Visionary Eye | LASIK, Cataract & Eye Surgery Specialists

All-Laser LASIK vs Blade LASIK in Plano: Why I Stopped Using Blades Years Ago

All-laser LASIK uses a femtosecond laser to create the corneal flap, while blade LASIK uses a mechanical oscillating blade called a microkeratome to do the same job. In 2026, almost every reputable surgeon in Plano and across Dallas-Fort Worth has moved to all-laser because it’s more precise, more consistent, and avoids a specific class of flap complications that used to haunt the blade era. I stopped using a blade on my patients a long time ago, and I want to explain why.

What’s actually different between the two?

Both procedures reshape the cornea with an excimer laser. That part is identical. The part that differs is step one, where the surgeon lifts a thin flap of cornea to access the tissue underneath.

With blade LASIK, an oscillating microkeratome physically slides across the cornea and cuts a flap. It works. It’s been around since the 1990s.
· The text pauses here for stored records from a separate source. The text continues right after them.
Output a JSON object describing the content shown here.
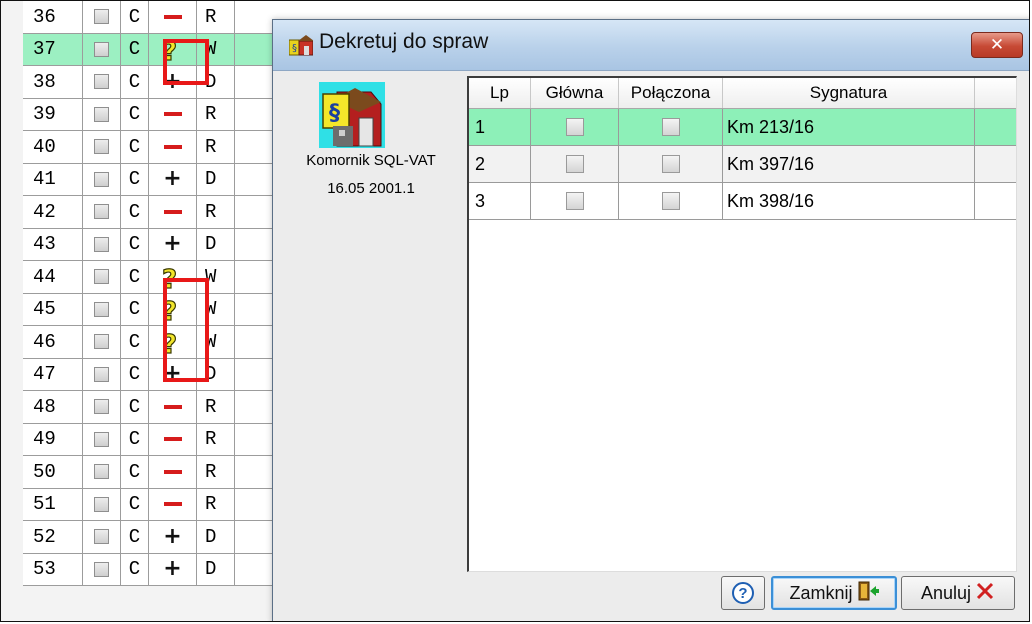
{
  "background_list": {
    "rows": [
      {
        "num": "36",
        "c": "C",
        "op": "minus",
        "letter": "R"
      },
      {
        "num": "37",
        "c": "C",
        "op": "question",
        "letter": "W",
        "highlighted": true
      },
      {
        "num": "38",
        "c": "C",
        "op": "plus",
        "letter": "D"
      },
      {
        "num": "39",
        "c": "C",
        "op": "minus",
        "letter": "R"
      },
      {
        "num": "40",
        "c": "C",
        "op": "minus",
        "letter": "R"
      },
      {
        "num": "41",
        "c": "C",
        "op": "plus",
        "letter": "D"
      },
      {
        "num": "42",
        "c": "C",
        "op": "minus",
        "letter": "R"
      },
      {
        "num": "43",
        "c": "C",
        "op": "plus",
        "letter": "D"
      },
      {
        "num": "44",
        "c": "C",
        "op": "question",
        "letter": "W"
      },
      {
        "num": "45",
        "c": "C",
        "op": "question",
        "letter": "W"
      },
      {
        "num": "46",
        "c": "C",
        "op": "question",
        "letter": "W"
      },
      {
        "num": "47",
        "c": "C",
        "op": "plus",
        "letter": "D"
      },
      {
        "num": "48",
        "c": "C",
        "op": "minus",
        "letter": "R"
      },
      {
        "num": "49",
        "c": "C",
        "op": "minus",
        "letter": "R"
      },
      {
        "num": "50",
        "c": "C",
        "op": "minus",
        "letter": "R"
      },
      {
        "num": "51",
        "c": "C",
        "op": "minus",
        "letter": "R"
      },
      {
        "num": "52",
        "c": "C",
        "op": "plus",
        "letter": "D"
      },
      {
        "num": "53",
        "c": "C",
        "op": "plus",
        "letter": "D"
      }
    ]
  },
  "dialog": {
    "title": "Dekretuj do spraw",
    "close_symbol": "✕",
    "app_name": "Komornik SQL-VAT",
    "app_version": "16.05 2001.1",
    "table": {
      "columns": [
        "Lp",
        "Główna",
        "Połączona",
        "Sygnatura"
      ],
      "rows": [
        {
          "lp": "1",
          "glowna": false,
          "polaczona": false,
          "sygnatura": "Km 213/16",
          "selected": true
        },
        {
          "lp": "2",
          "glowna": false,
          "polaczona": false,
          "sygnatura": "Km 397/16"
        },
        {
          "lp": "3",
          "glowna": false,
          "polaczona": false,
          "sygnatura": "Km 398/16"
        }
      ]
    },
    "buttons": {
      "help_symbol": "?",
      "close_label": "Zamknij",
      "cancel_label": "Anuluj"
    }
  },
  "colors": {
    "highlight_row": "#9cf0c2",
    "selected_row": "#8df0b8",
    "minus": "#d61c1c",
    "annotation_box": "#e81818",
    "question_icon": "#f2e52b"
  }
}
But the flap thickness varies, the edges can be uneven, and occasional cases end up with what surgeons call a “buttonhole” or a “free cap,” which is exactly as unpleasant as it sounds.

With all-laser LASIK, a femtosecond laser fires thousands of tiny pulses at a precise depth inside the cornea, creating a uniform plane that the surgeon then lifts. The thickness is programmed. The edges are clean. The bad outcomes I just mentioned essentially go away.

Is all-laser LASIK actually safer?

The data says yes, and so does my own chart room. Published studies have consistently shown lower rates of flap-related complications with femtosecond technology compared to microkeratome blades. We’re talking a drop from roughly 1 in several hundred to essentially 1 in thousands for the serious flap problems.

That doesn’t mean LASIK was unsafe before. It means we have a tool now that removes a whole category of risk, and I don’t see a reason to skip it.

I did both kinds early in my career. I’ve personally seen a buttonhole with a blade. I’ve never seen one with a femtosecond laser. Patients don’t care about the underlying physics, but they absolutely care about whether their surgery went smoothly, and the technology genuinely matters.

Why do some clinics in Dallas-Fort Worth still use blades?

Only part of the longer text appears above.